Accent’s lead program, ATX-559, is a first-in-class potent and selective inhibitor of DHX9, a novel and previously undrugged RNA and DNA/RNA helicase, shown to play a critical role in tumors with high levels of replication stress (including breast, ovarian, colorectal, endometrial, gastric, and others), representing large patient populations with significant unmet medical need. DHX9 has been reported to play important roles in replication, transcription, translation, RNA splicing, RNA processing, and maintenance of genomic stability, making it a compelling novel oncology target. In addition to exploiting key tumor vulnerabilities in DNA repair deficient backgrounds (e.g. BRCA) and hyper-mutated states (e.g. MSI-H/dMMR), Accent is exploring the sensitivity of other tumor types to DHX9 inhibition, and the potential to combine DHX9 inhibitors with other cancer treatments to maximize its full potential for helping patients.
ATX-559 is currently being evaluated in a first-in-human Phase 1/2, open-label, dose-escalation and expansion study, enrolling solid tumor patients with a focus on patients with BRCA1- or BRCA2-deficient breast cancer and those with MSI-H and/or dMMR solid tumors (including certain patients with colorectal, endometrial, gastric, and other cancers). To learn more, please visit www.clinicaltrials.gov (NCT06625515).
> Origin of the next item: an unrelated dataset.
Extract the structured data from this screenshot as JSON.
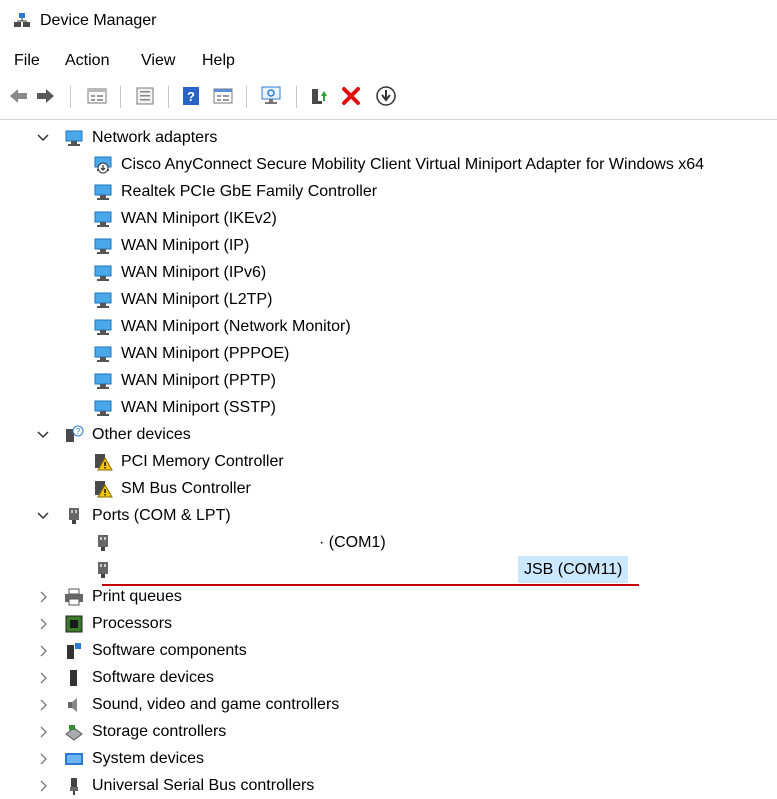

ATX-559 has been granted Fast Track designation by the FDA for the treatment of adult patients with unresectable/metastatic dMMR/MSI-H colorectal cancer post checkpoint inhibitor treatment. Fast Track designation is designed to facilitate the development and expedite the review of novel drug candidates that address serious conditions marked by unmet medical need, with the aim of accelerating patient access to novel treatment options.